WHETHER THE TRIAL COURT ERRED IN SENTENCING PETITIONER TO FOUR TEN YEAR SENTENCES OF HIS SIX COUNT INDICTMENT IN VIOLATION OF DOUBLE JEOPARDY.
¶ 10. Henley argues that his convictions on the four armed robbery counts violates double jeopardy. Henley asserts that only one armed robbery occurred rather that six separate robberies and that there were in actuality six separate victims under one set of operative circumstances and facts. The State responds that Henley failed to raise this issue during his plea and sentencing and is therefore procedurally barred from raising the issue on appeal.
¶ 11. The procedural bar in Henley‘s previous assignment of error is likewise applicable to the instant assignment. Failure to raise facts and issues which could have or should have been addressed at trial or on direct appeal constitutes waiver and is treated as a procedural bar on a post-conviction relief appeal.

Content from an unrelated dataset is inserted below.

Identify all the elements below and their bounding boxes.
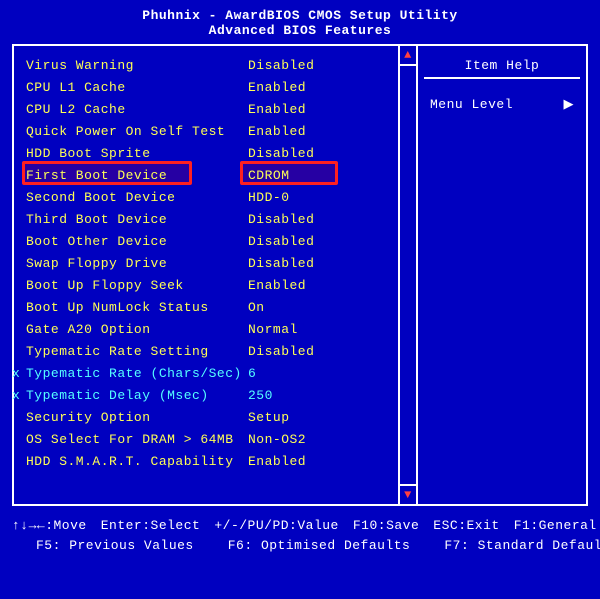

¶ 12. Notwithstanding the procedural bar, Henley‘s argument that only one crime of armed robbery was committed against six separate and distinct victims under one set of operative circumstances and facts is without merit. Mississippi has long recognized that separate offenses, though committed under a сommon nucleus of operative fact, does not present a legal impediment to multiple prosecutions under the double jeopardy clause of both thе federal and the state constitutions. Ohio v. Johnson, 467 U.S. 493, 498 (1984); Lee v. State, 469 So. 2d 1225, 1229 (Miss.1985). In the instant case, Henley and his co-defendant not only committed armed robbery against the Pizza Hut restaurant, but also robbed five individuals, рlacing each of them in immediate fear of injury with a deadly weapon and depriving each of them of his or her personal property. Under these circumstanсes, Henley‘s six count indictment charging six separate crimes of armed robbery against multiple victims, despite their common nucleus, is indicative of Henley‘s intent to rob each person and therefore, multiple convictions or counts for multiple victims do not violate Henley‘s protection under double jeopardy. See generally Lee v. State, 469 So. 2d 1225 (Miss.1985); Berry v. State, 195 Miss. 899, 16 So. 2d 629 (1944). In addition to the procedural bar, this assignment of error is also without merit.
¶ 13. THE JUDGMENT OF THE LOWNDES COUNTY CIRCUIT COURT OF DENIAL OF POST-CONVICTION RELIEF AND IMPOSITION OF SANCTIONS IS AFFIRMED. COSTS OF THIS APPEAL ARE TAXED TO LOWNDES COUNTY.
McMILLIN, C.J., KING AND SOUTHWICK, P.JJ., BRIDGES, DIAZ, IRVING, LEE, MOORE, AND PAYNE, JJ., CONCUR.